In Othello, Shakespeare allows us to see where we stand: Iago is the villain and Othello is the hero. It is certainly a tragedy when Othello murders his innocent wife, and we easily recognize that Iago is one of the most evil characters created—critic Harold Bloom compares him to John Milton’s Satan. Our moral universe is recognizable here.

But in most of Shakespeare’s plays, a moral reading is much less certain. Hamlet’s uncle is guilty, but we have trouble believing that this justifies Hamlet taking revenge. Further, Hamlet commits atrocities against more men than his uncle, but much of the audience still cheers for him even after watching him sin. Did Shakespeare intend this?

Such ambivalence permeates Julius Caesar as well. We begin by assuming that Brutus is the villain, but he is not a villain in the mold of Iago. There are moments when he convinces us (as he seeks to convince himself) that his rebellion is justified. Nor is Julius Caesar a sympathetic hero—it is easy to understand why he is viewed as a tyrant. Even Mark Antony resists an easy characterization as the hero.

What are we to make of all this? For many Christians, the preceding paragraphs summarize the reason they resist reading Shakespeare. If he was so morally ambiguous, he must be suspect. Plays without clear-cut heroes and villains must reflect some sort of latent moral relativism in the author.

It’s certainly possible that Shakespeare was a moral relativist, but the moral ambiguity of his plays should make them more, rather than less, appealing to Christians.
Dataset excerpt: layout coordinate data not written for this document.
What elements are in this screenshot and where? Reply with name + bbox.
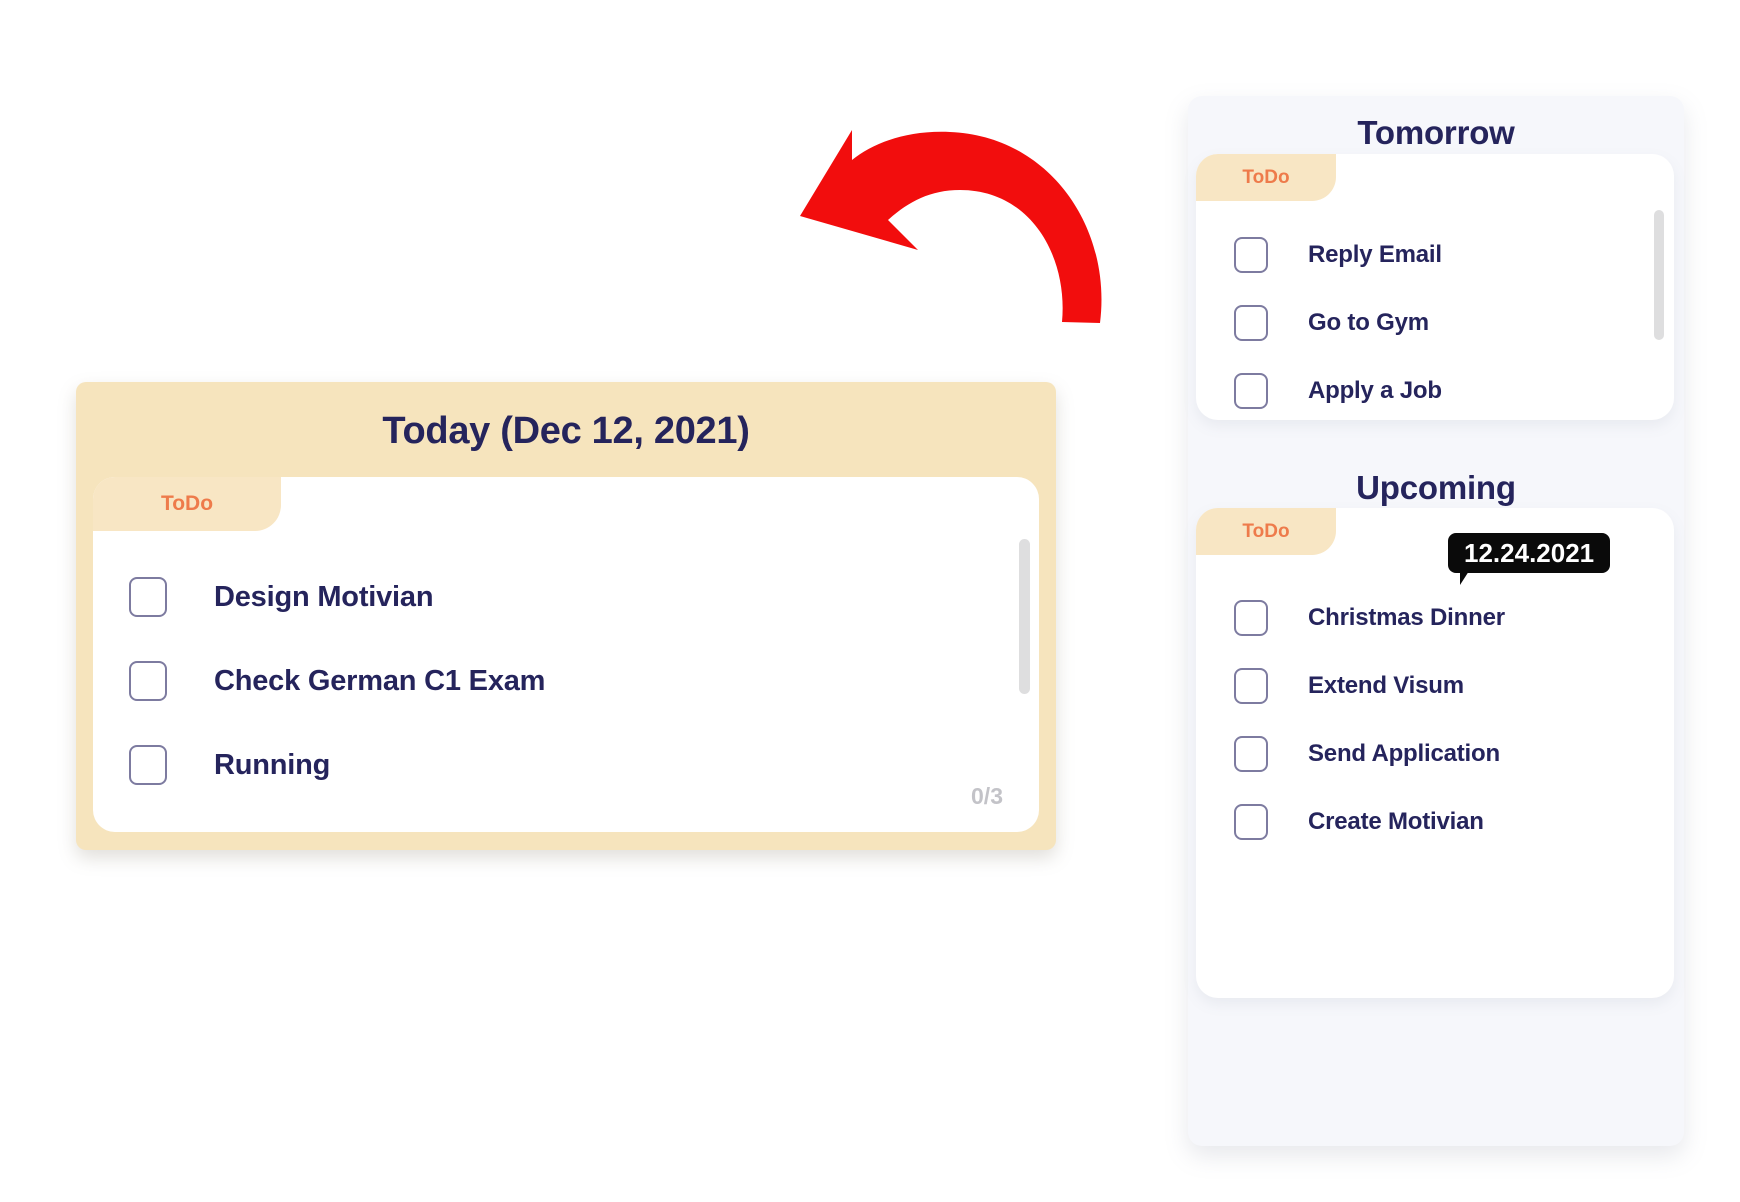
task-label: Send Application — [1308, 740, 1500, 767]
today-card: Today (Dec 12, 2021) ToDo Design Motivia… — [76, 382, 1056, 850]
task-row[interactable]: Create Motivian — [1234, 788, 1644, 856]
upcoming-todo-tab[interactable]: ToDo — [1196, 508, 1336, 555]
checkbox-unchecked-icon[interactable] — [1234, 305, 1268, 341]
task-label: Christmas Dinner — [1308, 604, 1505, 631]
checkbox-unchecked-icon[interactable] — [129, 661, 167, 701]
task-label: Check German C1 Exam — [214, 664, 546, 697]
checkbox-unchecked-icon[interactable] — [1234, 736, 1268, 772]
today-todo-tab[interactable]: ToDo — [93, 477, 281, 531]
curved-arrow-icon — [800, 130, 1102, 323]
tomorrow-task-list: Reply Email Go to Gym Apply a Job — [1234, 221, 1644, 425]
today-scrollbar-thumb[interactable] — [1019, 539, 1030, 694]
tomorrow-todo-tab-label: ToDo — [1242, 166, 1290, 188]
task-row[interactable]: Running — [129, 723, 999, 807]
checkbox-unchecked-icon[interactable] — [129, 745, 167, 785]
upcoming-task-list: Christmas Dinner Extend Visum Send Appli… — [1234, 584, 1644, 856]
task-row[interactable]: Extend Visum — [1234, 652, 1644, 720]
task-label: Running — [214, 748, 331, 781]
today-card-body: ToDo Design Motivian Check German C1 Exa… — [93, 477, 1039, 832]
checkbox-unchecked-icon[interactable] — [1234, 373, 1268, 409]
today-task-list: Design Motivian Check German C1 Exam Run… — [129, 555, 999, 807]
task-label: Reply Email — [1308, 241, 1442, 268]
upcoming-card: ToDo Christmas Dinner Extend Visum Send … — [1196, 508, 1674, 998]
tomorrow-todo-tab[interactable]: ToDo — [1196, 154, 1336, 201]
tomorrow-scrollbar-thumb[interactable] — [1654, 210, 1664, 340]
today-progress-counter: 0/3 — [971, 783, 1003, 809]
upcoming-date-badge[interactable]: 12.24.2021 — [1448, 533, 1611, 585]
checkbox-unchecked-icon[interactable] — [1234, 804, 1268, 840]
task-row[interactable]: Christmas Dinner — [1234, 584, 1644, 652]
task-label: Extend Visum — [1308, 672, 1464, 699]
task-label: Apply a Job — [1308, 377, 1442, 404]
checkbox-unchecked-icon[interactable] — [1234, 668, 1268, 704]
checkbox-unchecked-icon[interactable] — [1234, 600, 1268, 636]
task-row[interactable]: Send Application — [1234, 720, 1644, 788]
upcoming-date-badge-label: 12.24.2021 — [1464, 537, 1595, 568]
task-label: Create Motivian — [1308, 808, 1484, 835]
task-row[interactable]: Reply Email — [1234, 221, 1644, 289]
task-row[interactable]: Check German C1 Exam — [129, 639, 999, 723]
checkbox-unchecked-icon[interactable] — [1234, 237, 1268, 273]
task-label: Design Motivian — [214, 580, 434, 613]
side-panel: Tomorrow ToDo Reply Email Go to Gym Appl… — [1188, 96, 1684, 1146]
task-row[interactable]: Apply a Job — [1234, 357, 1644, 425]
upcoming-heading: Upcoming — [1356, 469, 1516, 506]
tomorrow-card: ToDo Reply Email Go to Gym Apply a Job — [1196, 154, 1674, 420]
upcoming-todo-tab-label: ToDo — [1242, 520, 1290, 542]
task-row[interactable]: Design Motivian — [129, 555, 999, 639]
task-row[interactable]: Go to Gym — [1234, 289, 1644, 357]
today-card-title: Today (Dec 12, 2021) — [382, 410, 750, 452]
today-todo-tab-label: ToDo — [160, 492, 214, 515]
tooltip-tail-icon — [1460, 571, 1478, 585]
tomorrow-heading: Tomorrow — [1357, 114, 1515, 151]
task-label: Go to Gym — [1308, 309, 1429, 336]
checkbox-unchecked-icon[interactable] — [129, 577, 167, 617]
While real life occasionally provides examples of clear-cut ethical decisions (whether or not the men on board the Titanic should allow women and children into the lifeboats first, for example), more often than not our ethical quandaries are much more murky. Should I share the gospel with my aunt and uncle again, or should I shut my mouth and listen to their problems? Should I encourage my daughter to continue in gymnastics even though it means practicing three hours each day?
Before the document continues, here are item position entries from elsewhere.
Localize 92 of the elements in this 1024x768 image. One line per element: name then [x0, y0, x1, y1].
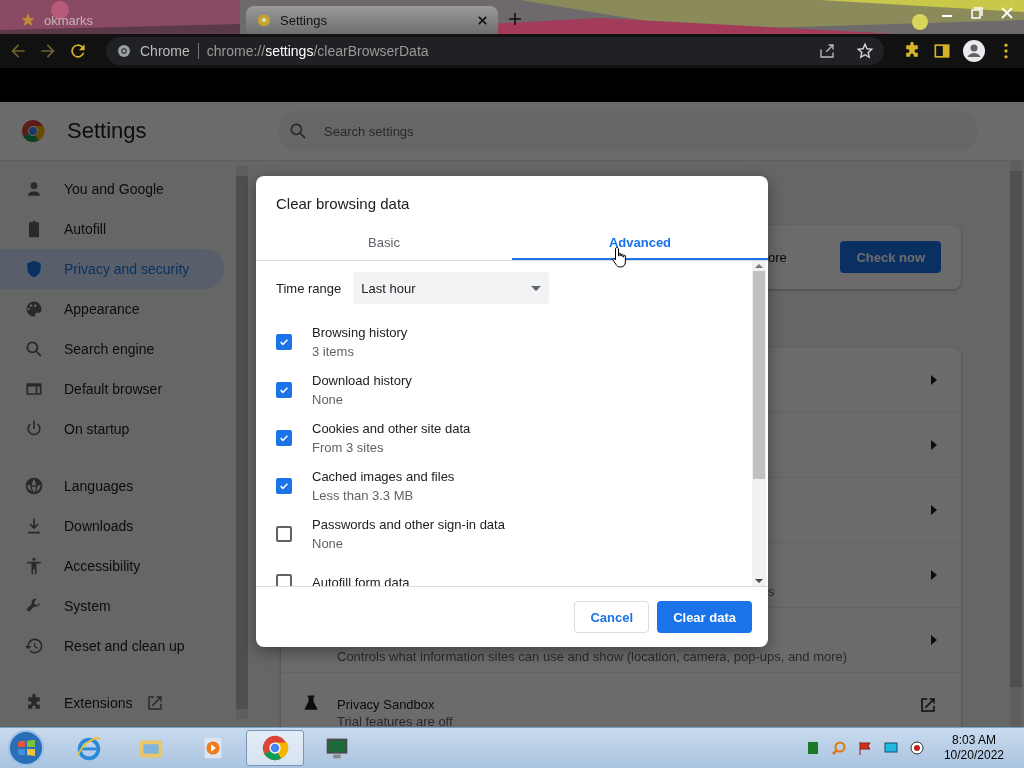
- time-range-label: Time range: [276, 280, 342, 296]
- chrome-icon: [260, 733, 290, 763]
- magnifier-icon[interactable]: [830, 740, 847, 756]
- cancel-button[interactable]: Cancel: [574, 601, 650, 633]
- scroll-up-icon[interactable]: [755, 264, 763, 268]
- external-link-icon[interactable]: [919, 696, 937, 714]
- globe-icon: [24, 476, 44, 496]
- time-range-dropdown[interactable]: Last hour: [353, 272, 550, 304]
- checkbox[interactable]: [276, 526, 292, 542]
- scrollbar[interactable]: [752, 261, 766, 586]
- checkbox[interactable]: [276, 382, 292, 398]
- close-icon[interactable]: [477, 14, 488, 26]
- start-button[interactable]: [6, 728, 46, 768]
- row-subtitle: s: [768, 584, 776, 599]
- checkbox[interactable]: [276, 478, 292, 494]
- search-icon: [288, 121, 308, 141]
- reload-icon[interactable]: [68, 41, 88, 61]
- palette-icon: [24, 299, 44, 319]
- arrow-right-icon[interactable]: [931, 375, 937, 385]
- sidebar-item[interactable]: System: [0, 586, 224, 626]
- sidebar-item[interactable]: Default browser: [0, 369, 224, 409]
- shield-icon: [24, 259, 44, 279]
- row-title: Privacy Sandbox: [337, 697, 436, 712]
- history-icon: [24, 636, 44, 656]
- sidebar-item[interactable]: Accessibility: [0, 546, 224, 586]
- scroll-down-icon[interactable]: [755, 579, 763, 583]
- sidebar-item[interactable]: Languages: [0, 466, 224, 506]
- flask-icon: [301, 693, 321, 713]
- dialog-title: Clear browsing data: [275, 194, 411, 212]
- checkbox[interactable]: [276, 334, 292, 350]
- sidebar-item[interactable]: Downloads: [0, 506, 224, 546]
- sidebar-item[interactable]: Search engine: [0, 329, 224, 369]
- row-subtitle: Trial features are off: [337, 714, 454, 727]
- dialog-tab[interactable]: Basic: [256, 226, 512, 260]
- external-link-icon: [146, 694, 165, 712]
- option-subtitle: 3 items: [312, 344, 355, 359]
- side-panel-icon[interactable]: [932, 41, 952, 61]
- browser-tab[interactable]: Settings: [246, 6, 498, 34]
- arrow-right-icon[interactable]: [931, 440, 937, 450]
- url-text: chrome://settings/clearBrowserData: [206, 43, 429, 59]
- option-subtitle: None: [312, 392, 345, 407]
- arrow-right-icon[interactable]: [931, 570, 937, 580]
- search-input[interactable]: Search settings: [322, 122, 968, 140]
- clock-date: 10/20/2022: [943, 748, 1004, 763]
- option-subtitle: None: [312, 536, 345, 551]
- sidebar-item[interactable]: You and Google: [0, 169, 224, 209]
- sidebar-item[interactable]: Reset and clean up: [0, 626, 224, 666]
- flag-icon[interactable]: [856, 740, 873, 756]
- option-title: Cookies and other site data: [312, 421, 471, 436]
- checkbox[interactable]: [276, 574, 292, 586]
- arrow-right-icon[interactable]: [931, 635, 937, 645]
- option-title: Cached images and files: [312, 469, 455, 484]
- option-title: Browsing history: [312, 325, 408, 340]
- arrow-right-icon[interactable]: [931, 505, 937, 515]
- speaker-icon[interactable]: [908, 740, 925, 756]
- chrome-logo-icon: [21, 119, 45, 143]
- caret-icon: [531, 285, 542, 291]
- restore-icon[interactable]: [970, 6, 984, 20]
- sidebar-item[interactable]: On startup: [0, 409, 224, 449]
- clear-data-button[interactable]: Clear data: [657, 601, 752, 633]
- address-bar[interactable]: Chrome chrome://settings/clearBrowserData: [106, 37, 884, 65]
- sidebar-item[interactable]: Appearance: [0, 289, 224, 329]
- card-text: ore: [768, 249, 787, 265]
- site-label: Chrome: [140, 43, 190, 59]
- check-now-button[interactable]: Check now: [840, 241, 941, 273]
- option-title: Download history: [312, 373, 412, 388]
- search-icon: [24, 339, 44, 359]
- star-icon: [20, 12, 36, 28]
- monitor-icon[interactable]: [882, 740, 899, 756]
- hand-cursor-icon: [612, 246, 628, 268]
- new-tab-icon[interactable]: [508, 12, 522, 26]
- option-subtitle: Less than 3.3 MB: [312, 488, 415, 503]
- chrome-logo-icon: [116, 43, 132, 59]
- row-subtitle: Controls what information sites can use and show (location, camera, pop-ups, and more): [337, 649, 849, 664]
- search-field[interactable]: Search settings: [278, 111, 978, 151]
- share-icon[interactable]: [818, 42, 836, 60]
- gear-icon: [256, 12, 272, 28]
- page-title: Settings: [67, 118, 148, 144]
- checkbox[interactable]: [276, 430, 292, 446]
- option-title: Passwords and other sign-in data: [312, 517, 505, 532]
- avatar-icon[interactable]: [962, 39, 986, 63]
- sidebar-item[interactable]: Extensions: [0, 683, 224, 723]
- scrollbar[interactable]: [1010, 161, 1022, 727]
- sidebar-item[interactable]: Privacy and security: [0, 249, 224, 289]
- option-title: Autofill form data: [312, 574, 410, 586]
- clock-time: 8:03 AM: [951, 733, 996, 748]
- accessibility-icon: [24, 556, 44, 576]
- taskbar-app[interactable]: [246, 730, 304, 766]
- sidebar-item[interactable]: Autofill: [0, 209, 224, 249]
- star-icon[interactable]: [856, 42, 874, 60]
- option-subtitle: From 3 sites: [312, 440, 385, 455]
- scrollbar[interactable]: [236, 166, 248, 719]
There are real answers to these questions, but they are not easily apprehended. We require clear guidance from the Holy Spirit when we consider them, whereas our conscience tells us immediately how we should behave on board the Titanic. Shakespeare, the consummate artist, can lead us into the more subtle quandaries while wisely resisting the temptation to provide easy answers. Right and wrong are manifested in Julius Caesar, but recognizing them in each instance requires our full attention.